Since symptoms are unique to every patient, the doctor has to thoroughly
examine the patient and his/her family’s medical history. This is
done partly to detect the possible triggers for the disease. To aid diagnosis,
two sets of criteria, grouped as major and minor criteria, have been developed.
- Intense itching
- Rashes in places typical of the disease
- Chronic symptoms
- Personal or family history of atopic disorders (allergies)
- Early onset
- Dry skin with scales or bumps
- High immunoglobulin E levels
in the blood
- Skin creases on the palms
- Hand or foot involvement
- Lip inflammation
- Nipple eczema
- Susceptibility to skin infection
- Positive allergy skin tests
Atopic dermatitis may be initially diagnosed if there are
at least three features from both categories.
Presently, there is no single test to diagnose atopic dermatitis. There
is a skin prick test, where a needle that contains the suspected allergen
is applied to the skin to see if there is a reaction. However, the test
only rules out or identifies a response to the tested allergens and does
not positively identify atopic dermatitis.
Treatment has two main aims; healing the skin and preventing flares.

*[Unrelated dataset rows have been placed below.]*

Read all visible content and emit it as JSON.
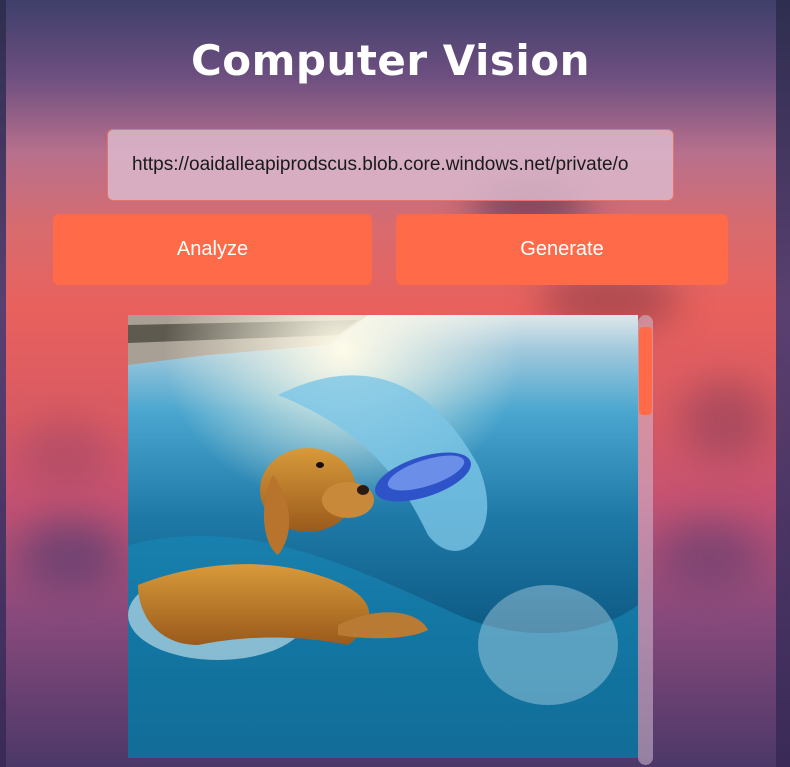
{
  "app": {
    "title": "Computer Vision"
  },
  "url_input": {
    "value": "https://oaidalleapiprodscus.blob.core.windows.net/private/o"
  },
  "buttons": {
    "analyze": "Analyze",
    "generate": "Generate"
  },
  "image": {
    "subject": "golden retriever catching a blue frisbee in ocean waves"
  },
  "colors": {
    "accent": "#ff6a48",
    "title": "#ffffff",
    "input_border": "#e5736c"
  },
  "icons": {
    "scrollbar": "scrollbar-thumb"
  }
}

For successful treatment, full cooperation in following the doctor’s
instructions is essential.
Systemic corticosteroids are used only in resistant cases and for short
periods of time. Side effects can include high blood pressure, damaged
skin, weakened bones and cataracts. Consequently, systemic corticosteroids
are a treatment of last resort. Most commonly topical corticosteroid creams
For many years, topical corticosteroids have been prescribed to control
inflammation. These drugs, however, can have side effects like, growth
suppression, thinning of skin and infections. Because of this doctors
hesitate to prescribe them to young children, but they are readily prescribed
for adults and milder corticosteroid creams are available for teenagers.
For children above two years, new immunomodulators, which control inflammation,
reduce immune system reactions and have few side effects, have been developed.
Tar preparations can also lessen inflammation and itching. Ultra violet
(UV) light therapy is recommended in more severe cases.
An important part of the treatment regimen is preventive measures against
exposure to substances, which worsen the atopic dermatitis condition.
These are common irritants and allergens and include:
- Wool or synthetic fibers
- Soaps and detergents
- Some perfumes and cosmetics
- Animal dander and pollens
- Dust and sand
- Cigarette smoke
Avoiding these common irritants can help reduce the atopic dermatitis
in many affected individuals. If other specific allergens are identified
with a skin prick test then these too should be avoided.